House debates

Wednesday, 28 February 2007

Questions without Notice

Employment

2:33 pm

Photo of Joe HockeyJoe Hockey (North Sydney, Liberal Party, Minister Assisting the Prime Minister for the Public Service) Share this | Hansard source

I thank the member for Blair for his question and note that in 1996, when the Labor Party was last in government, unemployment in Blair was 9.4 per cent; today it is 5.2 per cent, and that is a great story. There are 1.9 million small businesses in Australia. The number has grown by 700,00 since 2001 and, encouragingly, the number of small businesses employing people has increased by 31 per cent in the last three years.

We all know that the Labor Party’s job-destroying unfair dismissal laws were a major impediment to small business employing more people, so this morning I picked up the Australian and had a look at this article: ‘Labor won’t turn back IR clock.’ I thought to myself: ‘Wow! This is significant.’ I looked at a key quote from the member for Rankin and it said:

It is small businesses, not political parties, that make the hiring decisions.

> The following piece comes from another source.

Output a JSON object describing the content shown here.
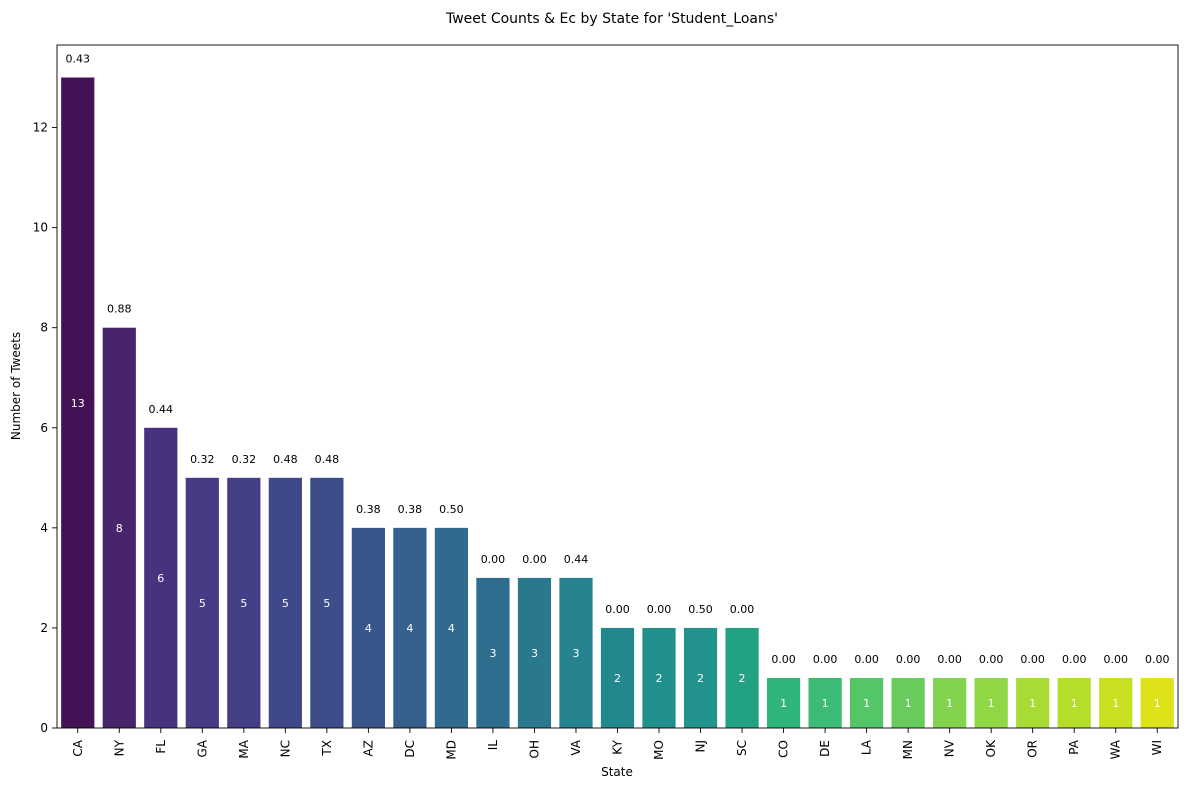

I thought: ‘That’s reasonable. Hooray!’ The Labor Party gave me a bit of a hard time in this place when I said that business creates jobs, not government. So finally they are starting to see the light. In the article, the member for Rankin said:

... small business owners could not afford the time or expense of being dragged off to tribunals by ‘ambulance-chasing agents representing frivolous or vexatious claims of unfair dismissal’.

He went on to say:

Such claims were often designed to extract ‘go-away money.’

I said: ‘That’s exactly what we believed.’ We have been saying that for 10 years and, on the 44 occasions that the Labor Party voted in favour of the unfair dismissal laws and against small business, they never said this. I started to choke on my wheaties at this stage.